Photochromic Porous and Nonporous Viologen-Based Metal−Organic Frameworks for Visually Detecting Oxygen
The detection of the oxygen molecule is of particular interest due to various applications in chemical, biological, and environmental areas, and the typical materials of detecting O2 such as Clark-type electodes and optical oxygen sensors suffer from disadvantages such as insensitivity or usage of expensive instrument.

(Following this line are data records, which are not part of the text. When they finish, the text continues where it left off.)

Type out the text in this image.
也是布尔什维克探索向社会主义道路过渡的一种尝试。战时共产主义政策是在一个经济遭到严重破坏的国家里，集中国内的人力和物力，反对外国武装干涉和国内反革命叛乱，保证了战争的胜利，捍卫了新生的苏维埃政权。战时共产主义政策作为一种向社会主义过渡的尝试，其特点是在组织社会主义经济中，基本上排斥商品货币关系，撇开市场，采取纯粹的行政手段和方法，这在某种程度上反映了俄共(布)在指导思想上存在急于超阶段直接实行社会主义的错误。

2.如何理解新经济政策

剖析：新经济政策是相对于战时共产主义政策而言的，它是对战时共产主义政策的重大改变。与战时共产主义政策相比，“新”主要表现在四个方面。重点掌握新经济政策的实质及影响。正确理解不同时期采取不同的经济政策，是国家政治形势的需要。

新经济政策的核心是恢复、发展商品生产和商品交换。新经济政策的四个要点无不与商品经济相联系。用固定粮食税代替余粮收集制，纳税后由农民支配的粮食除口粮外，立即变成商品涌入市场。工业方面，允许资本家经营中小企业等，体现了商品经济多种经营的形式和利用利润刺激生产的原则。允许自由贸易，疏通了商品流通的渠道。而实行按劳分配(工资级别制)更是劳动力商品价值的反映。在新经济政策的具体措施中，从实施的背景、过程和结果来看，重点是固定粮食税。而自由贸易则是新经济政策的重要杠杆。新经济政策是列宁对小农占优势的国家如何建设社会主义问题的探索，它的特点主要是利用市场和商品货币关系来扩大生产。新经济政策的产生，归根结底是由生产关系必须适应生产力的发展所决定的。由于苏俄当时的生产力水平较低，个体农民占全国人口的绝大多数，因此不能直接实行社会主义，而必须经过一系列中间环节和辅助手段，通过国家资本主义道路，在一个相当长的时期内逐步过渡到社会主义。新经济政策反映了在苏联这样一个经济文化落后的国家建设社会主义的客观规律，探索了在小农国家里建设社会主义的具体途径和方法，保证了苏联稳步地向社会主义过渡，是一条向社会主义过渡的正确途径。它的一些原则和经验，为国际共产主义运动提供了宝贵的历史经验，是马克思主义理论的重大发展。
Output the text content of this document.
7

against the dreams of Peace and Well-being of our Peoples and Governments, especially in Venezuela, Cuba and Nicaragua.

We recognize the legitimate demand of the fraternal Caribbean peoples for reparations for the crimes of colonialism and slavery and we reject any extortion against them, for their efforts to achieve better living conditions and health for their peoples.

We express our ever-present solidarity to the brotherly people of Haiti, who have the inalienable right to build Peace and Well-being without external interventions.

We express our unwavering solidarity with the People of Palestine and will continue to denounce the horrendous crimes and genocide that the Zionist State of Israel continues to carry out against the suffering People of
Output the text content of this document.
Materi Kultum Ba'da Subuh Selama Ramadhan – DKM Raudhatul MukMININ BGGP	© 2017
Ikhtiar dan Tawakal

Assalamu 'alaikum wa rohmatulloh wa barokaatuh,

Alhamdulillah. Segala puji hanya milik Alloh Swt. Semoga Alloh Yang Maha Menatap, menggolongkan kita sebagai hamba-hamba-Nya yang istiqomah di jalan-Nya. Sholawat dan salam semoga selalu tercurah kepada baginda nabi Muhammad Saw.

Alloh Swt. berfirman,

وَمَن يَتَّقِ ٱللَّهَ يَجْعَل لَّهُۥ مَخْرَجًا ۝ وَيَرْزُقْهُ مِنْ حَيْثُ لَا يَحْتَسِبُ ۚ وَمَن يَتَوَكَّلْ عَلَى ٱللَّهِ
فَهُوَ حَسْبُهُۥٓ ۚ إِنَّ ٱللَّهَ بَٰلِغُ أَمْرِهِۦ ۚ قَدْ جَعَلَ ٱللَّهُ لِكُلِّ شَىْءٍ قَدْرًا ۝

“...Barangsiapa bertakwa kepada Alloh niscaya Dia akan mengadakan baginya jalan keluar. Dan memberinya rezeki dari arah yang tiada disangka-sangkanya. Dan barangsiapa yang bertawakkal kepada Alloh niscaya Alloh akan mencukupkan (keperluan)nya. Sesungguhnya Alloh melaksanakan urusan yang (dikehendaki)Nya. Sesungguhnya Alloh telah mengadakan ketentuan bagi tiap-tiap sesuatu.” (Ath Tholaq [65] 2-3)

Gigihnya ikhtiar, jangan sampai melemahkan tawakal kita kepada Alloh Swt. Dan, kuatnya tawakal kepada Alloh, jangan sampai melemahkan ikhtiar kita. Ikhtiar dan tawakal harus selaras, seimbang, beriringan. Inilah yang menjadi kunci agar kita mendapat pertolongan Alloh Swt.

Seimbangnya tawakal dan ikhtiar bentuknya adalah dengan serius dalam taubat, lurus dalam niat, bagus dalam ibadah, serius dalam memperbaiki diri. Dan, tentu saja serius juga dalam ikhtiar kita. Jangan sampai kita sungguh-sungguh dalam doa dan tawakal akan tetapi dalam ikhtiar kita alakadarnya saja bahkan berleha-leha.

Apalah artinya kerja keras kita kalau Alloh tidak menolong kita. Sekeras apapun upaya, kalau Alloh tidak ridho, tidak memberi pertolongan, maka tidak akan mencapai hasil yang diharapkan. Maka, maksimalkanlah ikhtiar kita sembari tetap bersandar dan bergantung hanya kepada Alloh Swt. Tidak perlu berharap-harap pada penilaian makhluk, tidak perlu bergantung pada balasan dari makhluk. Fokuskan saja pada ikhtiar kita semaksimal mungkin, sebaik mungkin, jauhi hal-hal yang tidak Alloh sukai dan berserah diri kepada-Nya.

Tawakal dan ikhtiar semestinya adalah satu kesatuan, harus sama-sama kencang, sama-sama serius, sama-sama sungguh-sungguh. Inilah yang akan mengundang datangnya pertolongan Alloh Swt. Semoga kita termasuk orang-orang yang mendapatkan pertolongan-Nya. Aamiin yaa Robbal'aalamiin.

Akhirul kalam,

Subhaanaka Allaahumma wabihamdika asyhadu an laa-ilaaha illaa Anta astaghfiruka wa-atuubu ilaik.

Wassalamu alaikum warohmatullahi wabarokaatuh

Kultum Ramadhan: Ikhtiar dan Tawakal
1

In this paper, we present a nonporous two-dimensional viologen-based metal−organic frameworks consisting of pseudo-left- and right-handed helical
chains [Cd(CPBPY)(o-BDC)(H2O)]·H2O (CPBPY = N-(3- carboxyphenyl)-4,4′-bipyridinium, o-BDC = o-benzenedicar- boxylate) (1) that exhibits a slow photochromism under a vacuum, inert atmosphere, and even exposure to oxygen, and a three-dimensional porous 6-connected pcu topological metal−organic framework [Cd3(CPBPY)2(BDC)3]·DMF·H2O (BDC = 1,4-benzenedicarboxylate) (2), which displays rapid photochromism only under a vacuum or inert atmosphere. The photochromic product 2′ can quickly and conveniently detect O2 by naked eye recognition of color change. The reason why 2 can rapidly detect oxygen might be the presence of one-dimensional channels providing a pathway for oxygen molecules.